Project Summary / Abstract
DNA methylation homeostasis is primarily maintained by coordinated actions of DNA
methyltransferases (DNMTs) and the Ten-eleven Translocation (TET) dioxygenase. While DNMTs
catalyze the addition of a methyl group to the carbon-5 position of cytosine to generate 5-
methylcytosine (5mC), TET proteins mediate the further oxidation of 5mC to successively yield 5-
hydroxymethylcytosine (5hmC), 5-formylcytosine (5fC) and 5-carboxylcytosine (5caC). These DNA
methylation oxidation products, collectively termed as “oxi-mC”, not only serve as critical intermediates
during active DNA demethylation, but also act as important epigenetic marks to regulate gene
transcription, chromatin accessibility and 3D chromatin organization. With advanced sequencing
technology, the genomic distribution and function of individual oxi-mC species are just beginning to be
appreciated. However, our current knowledge on oxi-mC is mostly based on sequencing results from
bulk cells and tissues. A major current challenge is to efficiently probe single cell oxi-mC at single-base
resolution, and to unambiguously assign their correlations with 3D chromatin features. The existing
single cell 5hmC and 5fC mapping technologies adopt totally different strategies, including antibody-
based enrichment, chemical/enzymatic reactions, and/or bisulfite treatment.
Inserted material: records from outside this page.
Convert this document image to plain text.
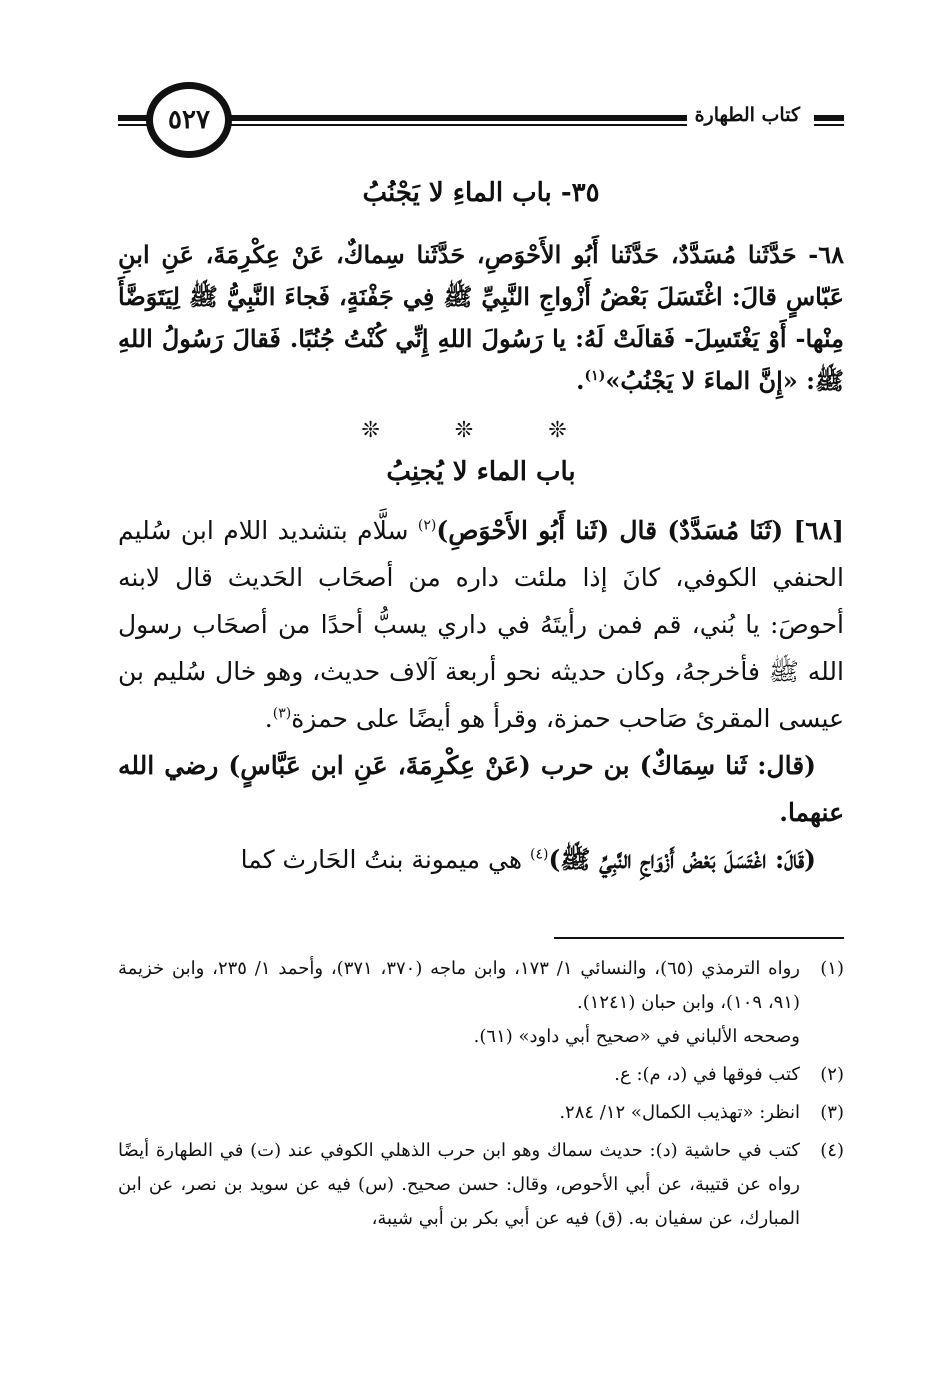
٥٢٧	كتاب الطهارة
٣٥- باب الماءِ لا يَجْنُبُ

٦٨- حَدَّثَنا مُسَدَّدٌ، حَدَّثَنا أَبُو الأَحْوَصِ، حَدَّثَنا سِماكٌ، عَنْ عِكْرِمَةَ، عَنِ ابنِ عَبّاسٍ قالَ: اغْتَسَلَ بَعْضُ أَزْواجِ النَّبِيِّ ﷺ فِي جَفْنَةٍ، فَجاءَ النَّبِيُّ ﷺ لِيَتَوَضَّأَ مِنْها- أَوْ يَغْتَسِلَ- فَقالَتْ لَهُ: يا رَسُولَ اللهِ إِنِّي كُنْتُ جُنُبًا. فَقالَ رَسُولُ اللهِ ﷺ: «إِنَّ الماءَ لا يَجْنُبُ»$^{(١)}$.

❊ ❊ ❊
باب الماء لا يُجنِبُ

[٦٨] (ثَنَا مُسَدَّدٌ) قال (ثَنا أَبُو الأَحْوَصِ)$^{(٢)}$ سلَّام بتشديد اللام ابن سُليم الحنفي الكوفي، كانَ إذا ملئت داره من أصحَاب الحَديث قال لابنه أحوصَ: يا بُني، قم فمن رأيتَهُ في داري يسبُّ أحدًا من أصحَاب رسول الله ﷺ فأخرجهُ، وكان حديثه نحو أربعة آلاف حديث، وهو خال سُليم بن عيسى المقرئ صَاحب حمزة، وقرأ هو أيضًا على حمزة$^{(٣)}$.

(قال: ثَنا سِمَاكٌ) بن حرب (عَنْ عِكْرِمَةَ، عَنِ ابن عَبَّاسٍ) رضي الله عنهما.

(قَالَ: اغْتَسَلَ بَعْضُ أَزْوَاجِ النَّبِيِّ ﷺ)$^{(٤)}$ هي ميمونة بنتُ الحَارث كما

(١)
رواه الترمذي (٦٥)، والنسائي ١/ ١٧٣، وابن ماجه (٣٧٠، ٣٧١)، وأحمد ١/ ٢٣٥، وابن خزيمة (٩١، ١٠٩)، وابن حبان (١٢٤١).
وصححه الألباني في «صحيح أبي داود» (٦١).
(٢)
كتب فوقها في (د، م): ع.
(٣)
انظر: «تهذيب الكمال» ١٢/ ٢٨٤.
(٤)
كتب في حاشية (د): حديث سماك وهو ابن حرب الذهلي الكوفي عند (ت) في الطهارة أيضًا رواه عن قتيبة، عن أبي الأحوص، وقال: حسن صحيح. (س) فيه عن سويد بن نصر، عن ابن المبارك، عن سفيان به. (ق) فيه عن أبي بكر بن أبي شيبة،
The variation in sample
treatment protocols adds tremendous complexity for library preparation and introduces significant
barriers for data processing and cross-group comparisons. By leveraging complementary expertise in
epigenetics, chemical biology and bioinformatics, the PI has assembled a strong team of investigators
to tackle this challenge. The goal of this exploratory technology development proposal is to develop an
innovative and widely applicable molecular toolset, which will enable paralleled high-resolution mapping
and analysis of individual oxi-mC heterogeneity and chromatin architectures in single cells derived from
various biological systems. Given the importance of chromatin accessible regions and long-range
chromatin loops in governing gene expression, we will focus on unraveling the functional coupling of
oxi-mC with 3D chromatin organization in these functional genomic regions. The successful execution
of this project will provide a streamlined pipeline to profile oxi-mC at single-base resolution and permit
simple side-by-side comparison of 5hmC, 5fC and 5caC dynamics. This toolkit can be widely used to
monitor oxi-mC dynamics in normal development and various pathological conditions associated with
aberrant DNA methylation, such as cardiovascular disease, immunoinflammatory disorders and cancer.